Like these guys said, check compression, boost leaks, make sure the tranny doesn't grind. Ask him if he has reciepts on the timing belt, check the timing belt and the balance shaft belt (if it wasn't eliminated) for cracks. Best way to check for CW would be to yank on the crank pulley but it has a cover on it, there is a write up on a test while driving, when you turn the steering wheel the clutch sinks. You can check the build date on it, the 2gs built in '94 used left over 1g 7-bolt blocks and the '96's were the most to CW. I would be the first to say stay away from modded dsm's but some are legit.
 
I'm looking at a 98 gsx with 126,000 totally stock Cheyenne red and the guy wants 4000 for it. Only thing wrong is that the clear coat is peeling on the fenders and there is a little rust on the strut towers... Drives good everything feels good I'm going to do a compression test tomorrow and check the turbo. What do you guys think? Is it worth buying?
 
this is a DSM site.... what do you think the opinions are gonna be...
 
I was pretty excited to find a gsx with no mods. Even though it has high millage my thinking was that it probably had a pretty easy life (Not Raced).
 
Compression test is huge. You can always find another T25 if the current one isn't good. Fender respray wont cost much either. If it is mechanically sound...go for it. I spent much more than that for mine. It came completely stock too. I got burned with a bad valve. Revalve job was BUCKS!! For how much I spent on mine...you could get the one you are talking about and drop in one of these...

Full Function Technology :: DSM :: FFTec Built Engine Packages :: Shortblock :: FFTec 2.3L Shortblock

Hope the compression test passes with flying colors.
 
That is wayyyyy too much for that shortblock. You could buy part by part and have it hot tanked and installed for less. If that GSX is unmolested then it's a good buy just make sure the timing belt has been changed or get it changed asap. Good buy and good luck.
 
Timing belt has not been changed since he has had the car! So im guessing it has never been changed... The first thing I would do is take it home and order the parts and not drive it till timing belt is taken care of. Oh and it has a stupid underdrive pulley :nono: so Ill be getting rid of that.
 
Better beware of the damage done by that crank pulley.
It doesnt take many miles to make it walk w/ an unbalanced pulley.
 
Better beware of the damage done by that crank pulley.
It doesnt take many miles to make it walk w/ an unbalanced pulley.

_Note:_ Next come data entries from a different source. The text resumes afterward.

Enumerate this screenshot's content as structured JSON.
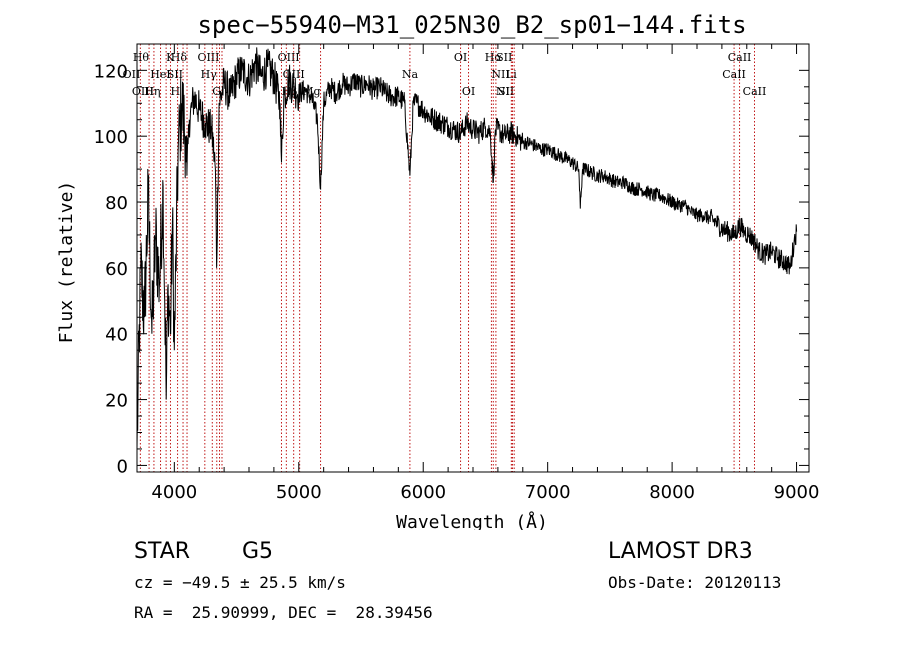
{
  "chart_data": {
    "type": "line",
    "title": "spec−55940−M31_025N30_B2_sp01−144.fits",
    "xlabel": "Wavelength (Å)",
    "ylabel": "Flux (relative)",
    "xlim": [
      3700,
      9100
    ],
    "ylim": [
      -2,
      128
    ],
    "x_ticks": [
      4000,
      5000,
      6000,
      7000,
      8000,
      9000
    ],
    "y_ticks": [
      0,
      20,
      40,
      60,
      80,
      100,
      120
    ],
    "grid": false,
    "series": [
      {
        "name": "spectrum",
        "x": [
          3700,
          3730,
          3760,
          3790,
          3820,
          3850,
          3880,
          3910,
          3935,
          3950,
          3968,
          3985,
          4000,
          4030,
          4060,
          4090,
          4101,
          4120,
          4160,
          4200,
          4250,
          4300,
          4330,
          4340,
          4360,
          4400,
          4450,
          4500,
          4550,
          4600,
          4650,
          4700,
          4750,
          4800,
          4850,
          4861,
          4880,
          4920,
          4960,
          5000,
          5050,
          5100,
          5150,
          5175,
          5200,
          5250,
          5300,
          5350,
          5400,
          5450,
          5500,
          5550,
          5600,
          5650,
          5700,
          5750,
          5800,
          5850,
          5893,
          5920,
          5950,
          6000,
          6050,
          6100,
          6150,
          6200,
          6250,
          6300,
          6350,
          6400,
          6450,
          6500,
          6540,
          6563,
          6580,
          6600,
          6650,
          6700,
          6750,
          6800,
          6850,
          6900,
          6950,
          7000,
          7050,
          7100,
          7150,
          7200,
          7250,
          7262,
          7280,
          7300,
          7350,
          7400,
          7450,
          7500,
          7550,
          7600,
          7650,
          7700,
          7750,
          7800,
          7850,
          7900,
          7950,
          8000,
          8050,
          8100,
          8150,
          8200,
          8250,
          8300,
          8350,
          8400,
          8450,
          8500,
          8542,
          8580,
          8620,
          8662,
          8700,
          8750,
          8800,
          8850,
          8900,
          8950,
          8980,
          9000
        ],
        "values": [
          5,
          60,
          45,
          82,
          40,
          70,
          55,
          85,
          20,
          55,
          40,
          75,
          35,
          95,
          110,
          100,
          88,
          105,
          112,
          108,
          104,
          102,
          90,
          60,
          110,
          116,
          112,
          118,
          120,
          117,
          122,
          118,
          121,
          118,
          110,
          92,
          112,
          117,
          115,
          113,
          114,
          112,
          105,
          84,
          110,
          115,
          113,
          116,
          115,
          117,
          115,
          116,
          114,
          115,
          113,
          112,
          112,
          110,
          88,
          110,
          110,
          108,
          106,
          105,
          104,
          103,
          102,
          101,
          104,
          102,
          101,
          103,
          101,
          86,
          102,
          102,
          100,
          101,
          100,
          98,
          98,
          97,
          96,
          96,
          95,
          94,
          93,
          92,
          90,
          78,
          90,
          90,
          89,
          88,
          88,
          87,
          86,
          86,
          85,
          84,
          84,
          83,
          82,
          82,
          81,
          80,
          79,
          79,
          77,
          76,
          76,
          75,
          74,
          72,
          71,
          70,
          73,
          71,
          70,
          68,
          65,
          64,
          65,
          63,
          62,
          60,
          68,
          71
        ]
      }
    ],
    "line_marks": [
      {
        "name": "Hθ",
        "x": 3797,
        "row": 0,
        "anchor": "end"
      },
      {
        "name": "OII",
        "x": 3727,
        "row": 1,
        "anchor": "end"
      },
      {
        "name": "OIII",
        "x": 3836,
        "row": 2,
        "anchor": "end"
      },
      {
        "name": "Hη",
        "x": 3889,
        "row": 2,
        "anchor": "end"
      },
      {
        "name": "HeI",
        "x": 3889,
        "row": 1,
        "anchor": "middle"
      },
      {
        "name": "K",
        "x": 3934,
        "row": 0,
        "anchor": "start"
      },
      {
        "name": "SII",
        "x": 4070,
        "row": 1,
        "anchor": "end"
      },
      {
        "name": "H",
        "x": 3969,
        "row": 2,
        "anchor": "start"
      },
      {
        "name": "Hδ",
        "x": 4102,
        "row": 0,
        "anchor": "end"
      },
      {
        "name": "OIII",
        "x": 4363,
        "row": 0,
        "anchor": "end"
      },
      {
        "name": "Hγ",
        "x": 4341,
        "row": 1,
        "anchor": "end"
      },
      {
        "name": "G",
        "x": 4305,
        "row": 2,
        "anchor": "start"
      },
      {
        "name": "OIII",
        "x": 5007,
        "row": 0,
        "anchor": "end"
      },
      {
        "name": "OIII",
        "x": 4959,
        "row": 1,
        "anchor": "middle"
      },
      {
        "name": "Hβ",
        "x": 4861,
        "row": 2,
        "anchor": "start"
      },
      {
        "name": "Mg",
        "x": 5175,
        "row": 2,
        "anchor": "end"
      },
      {
        "name": "Na",
        "x": 5893,
        "row": 1,
        "anchor": "middle"
      },
      {
        "name": "OI",
        "x": 6300,
        "row": 0,
        "anchor": "middle"
      },
      {
        "name": "OI",
        "x": 6364,
        "row": 2,
        "anchor": "middle"
      },
      {
        "name": "Hα",
        "x": 6563,
        "row": 0,
        "anchor": "middle"
      },
      {
        "name": "SII",
        "x": 6716,
        "row": 0,
        "anchor": "end"
      },
      {
        "name": "NII",
        "x": 6548,
        "row": 1,
        "anchor": "start"
      },
      {
        "name": "Li",
        "x": 6708,
        "row": 1,
        "anchor": "middle"
      },
      {
        "name": "NII",
        "x": 6584,
        "row": 2,
        "anchor": "start"
      },
      {
        "name": "SII",
        "x": 6731,
        "row": 2,
        "anchor": "end"
      },
      {
        "name": "CaII",
        "x": 8542,
        "row": 0,
        "anchor": "middle"
      },
      {
        "name": "CaII",
        "x": 8498,
        "row": 1,
        "anchor": "middle"
      },
      {
        "name": "CaII",
        "x": 8662,
        "row": 2,
        "anchor": "middle"
      }
    ],
    "extra_line_x": [
      4026,
      4245,
      4383,
      4900,
      6717
    ]
  },
  "info": {
    "class": "STAR",
    "subclass": "G5",
    "survey": "LAMOST DR3",
    "cz": "cz = −49.5 ± 25.5 km/s",
    "obs_date": "Obs-Date: 20120113",
    "radec": "RA =  25.90999, DEC =  28.39456"
  },
  "colors": {
    "spectrum": "#000000",
    "line_marks": "#c01818",
    "axes": "#000000"
  }
}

What kind of damage would I be looking for? How would I check to see if it has caused any damage? The accessory belts squeak quite a bit, I'm guessing that may be a combination of the underdrive pulley and the fact that the belts have never been changed. Aren't UDP smaller so the belts don't fit properly?
 
What kind of damage would I be looking for? How would I check to see if it has caused any damage? The accessory belts squeak quite a bit, I'm guessing that may be a combination of the underdrive pulley and the fact that the belts have never been changed. Aren't UDP smaller so the belts don't fit properly?

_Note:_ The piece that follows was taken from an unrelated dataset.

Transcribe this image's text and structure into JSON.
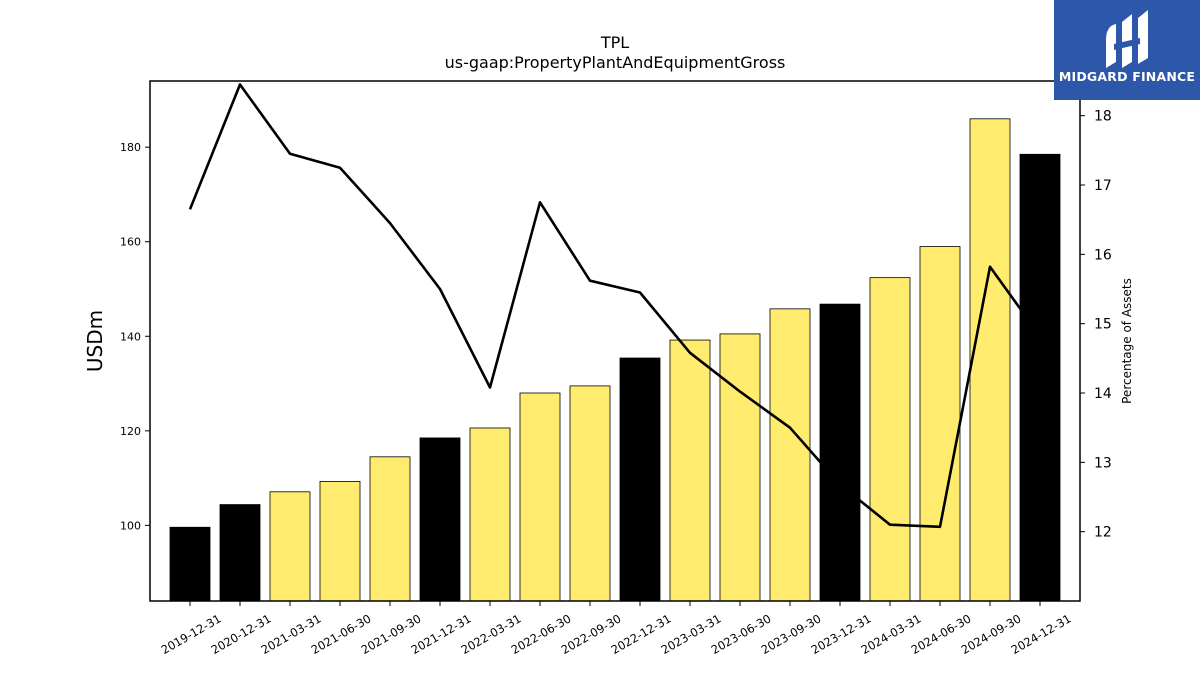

Lack of proper maintenance can kill a car just as easily as racing it around! There seems to be a good deal of things that need attention and the underdrive pulley would scare me. Get a compression test done before any money changes hands and see if the price can be lowered at all. Good luck and I hope it works out for you.
 
WOW!!! Thats an awesome price if you dont buy it give me his number...OMG
 
The way he talked the UDP hasn't been on there long and the car has sit for the last couple months. He was deployed to Iraq, he is in the air force. So hopefully it wasn't on there long enough to do any damage. I'm going in the morning with my pressure tester and hopefully its ok... What kind of pressure do you think I can expect to see? I'm hoping for 160 but with the millage realistically I'm sure it will be lower.